Book review entries
October 14, 2005
Prime meaning first, meaning original – and the basis, of course, of the word, "Primer".
And that's what this is. It won't tell you a great deal (other than anectodal) about the history of Chaos magic, but it will tell you about doing chaos magic.
The Contents rather spell it out:
Chaos is everywhere
Liber Nice and Liber Nasty (Discordianism and the Cthuhlu mythos and magic).
This work is aimed at practitioners, rather than anyone else, but practitioner or not, reading it will give you a general overview of what Chaos practice is about – as much as anything can, that is.
For a study of chaos magic, this may not be the best book (though it should not be neglected).
The sixth and final (as of yet…) book in this excellent series. As always, it is a compilation of articles, this one including:
Modern Pagan Witchcraft (Hutton – being an updated version of information from Triumph of the Moon)
Satanism and Satanic Mythology (la Fontaine) – looks at the history, the groups, and the accusations
The witch, her victim… (de Blecourt – University of Warwick among other places!). History and discussion.

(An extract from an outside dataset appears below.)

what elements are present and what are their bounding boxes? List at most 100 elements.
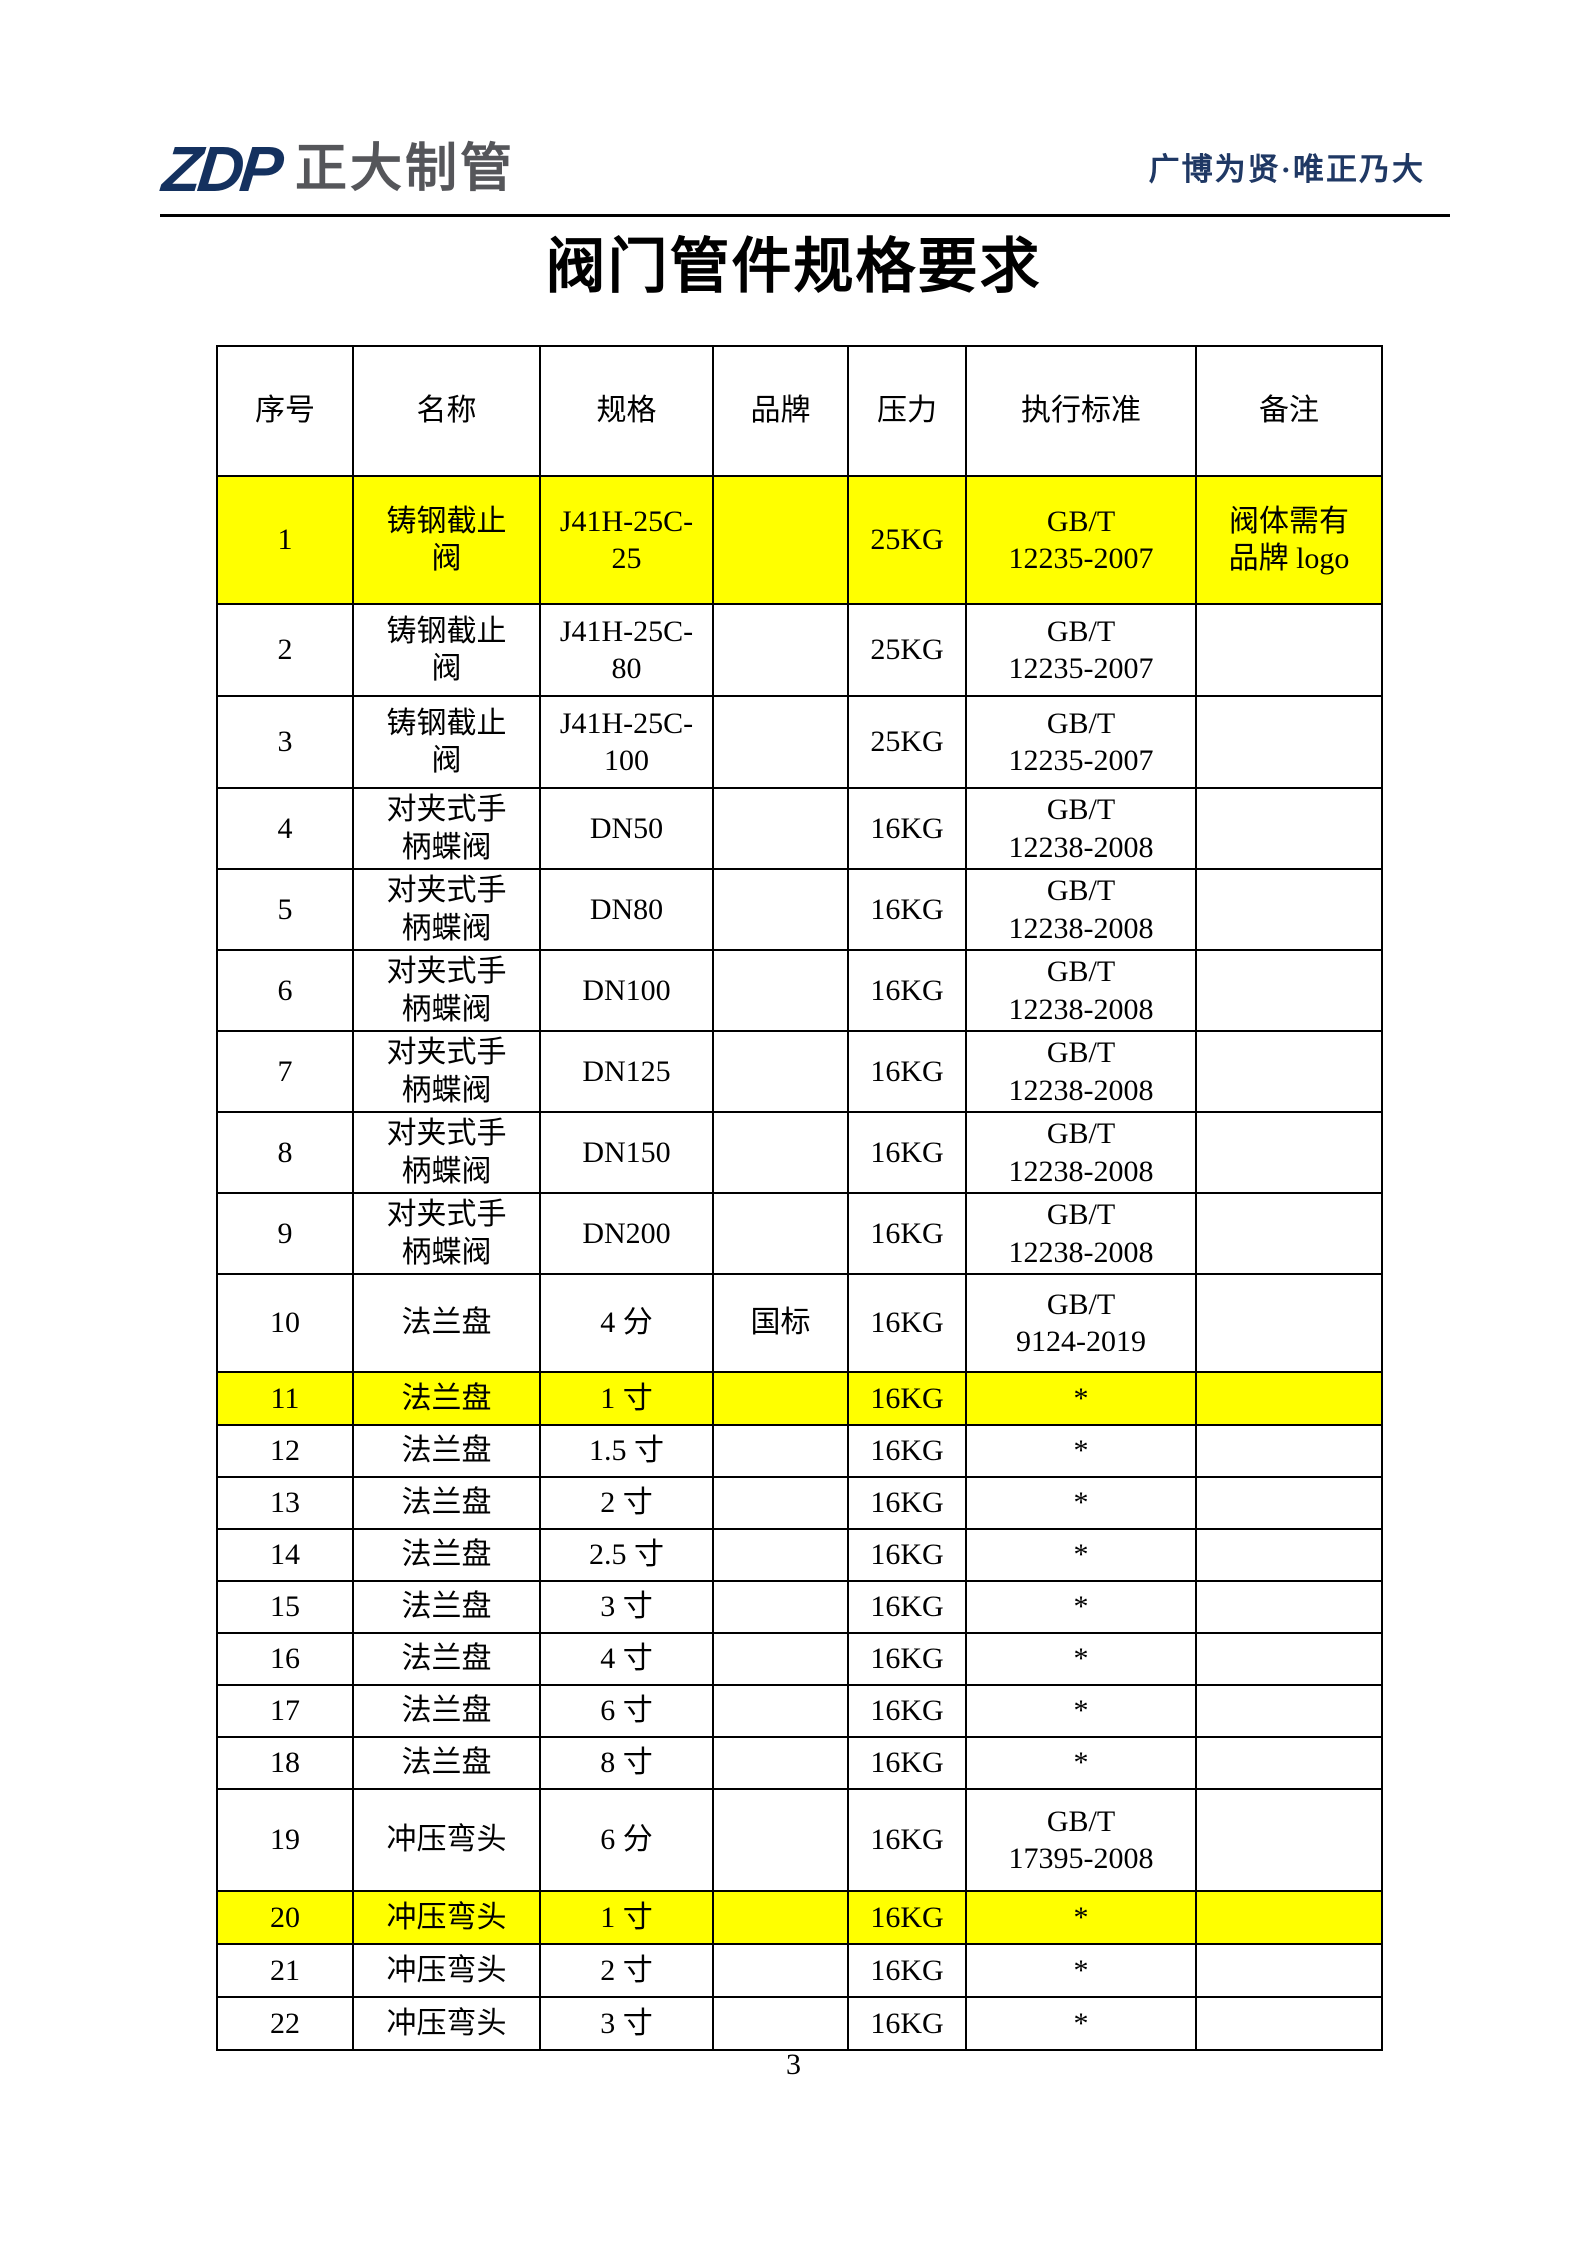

A quote from teh intorduction, "Witchcraft and magic, then, are marked both by contempraneity and by timelessness"....
A good book, worth reading if not possessing (as with all of the series, it is expensive). It needs to be supplemented by other works and original documents, but still worthwhile and important.
Level: one and a bit (it assumes some background knowledge).
October 10, 2005
Biography of Crowley, aka The Great Beast, among other things – including Perdurabo, "I will endure".
While perhaps overly sympathetic, this biography has the great grace to be readable – which so many things are not. It is also well supported by evidence – the notes are complete and the bibliography impressive.
Presenting more the man than the beast, it might well do to be balanced against with a less sympathetic tome. It is, however, a good introduction to this incredibly influential figure, taking in not only his magic(k) but his relationships, mountain climbing, publishing and art work.
Level: One (or one and a bit…).
October 09, 2005
"Aradia" may not need much introduction… but for what it's worth, it is the translation (a new translation is included, see below) of an Italian MS which was supposedly given to G Leland, purporting to detail practices of Italian witchcraft.
Various debates about the provenance of the material aside (debates which are detailed in both this book and in Triumph, already listed here), Aradia was clearly used as source material by folk such as Gardner and Valiente – it contains, for instance, the basis for what became the Charge of the Goddess.
The translation here is a new one, and much better than Leland's (the original is supplied, both in dialect and in Italian – reminiscient of some editions of Dante!).
For the notes and the translation, this is a very good edition of Aradia.
Another stalwart. Another one getting on in years, but still if not unique, then groundbreaking at the time.
Hutton's research is sound and well supported (as one would expect). He makes his own views known about some still controversial subjects (Leland, Old Dorothy, etc.) but his views are supported by the evidence (which is refreshing, if nothing else, considering other things written in this area).
Basic background reading.
I would have said that this book is almost required reading for anyone interested in the history of magic in the UK. Yes, it's getting on a bit – and there are bits of it which have been superceded by other research, but still, it's important enough that I've replaced it at least once (lend ye not books to students who move away…).
It takes a good look at exactly what the title says – how magic declined in popularity (perhaps questionable, but in terms of his definition of the term, "magic", a valid premise) – and also how long that decline actually took.
October 08, 2005
In theory, this book tracks the influence of "the occult" oon literature, art, science…
Needless to say, that's a slightly difficult task – by nature, and by definition, "the occult" is hidden.
Having said that, I enjoyed this book, and found it useful. There are times when the writer is more credulous than I am (I'm not at all sure I believe as much about some of the historical figures as he does), but not overly so – this is still within the realms of "read with some confidence".
For those who are new to the area, this book might assume more knowledge than is comfortable – for those who know the area well, the book will be vaguely interesting but will tell them little new. For those who have some background, but not much – it might just be a gold mine.
It has a serious lack, however, in not having an index – one must trawl through to find entries. Admittedly, these are fairly well marked but the lack of an index reduces the usefulness of the book greatly.
There's some useful information, moreso about the distant(ish) past than times nearer to our own.
Very much a broad brush approach, as it would have to be in a book of this length (222 pages) that purports to deal with ritual magic from "ancint times to the present" (back of book blurb).
As a beginning history of ritual magic, one could do worse. One might well do better but I'm not sure what book would fill that niche – because this is at least specific. Nothing to say against it, merely that it is broad brush.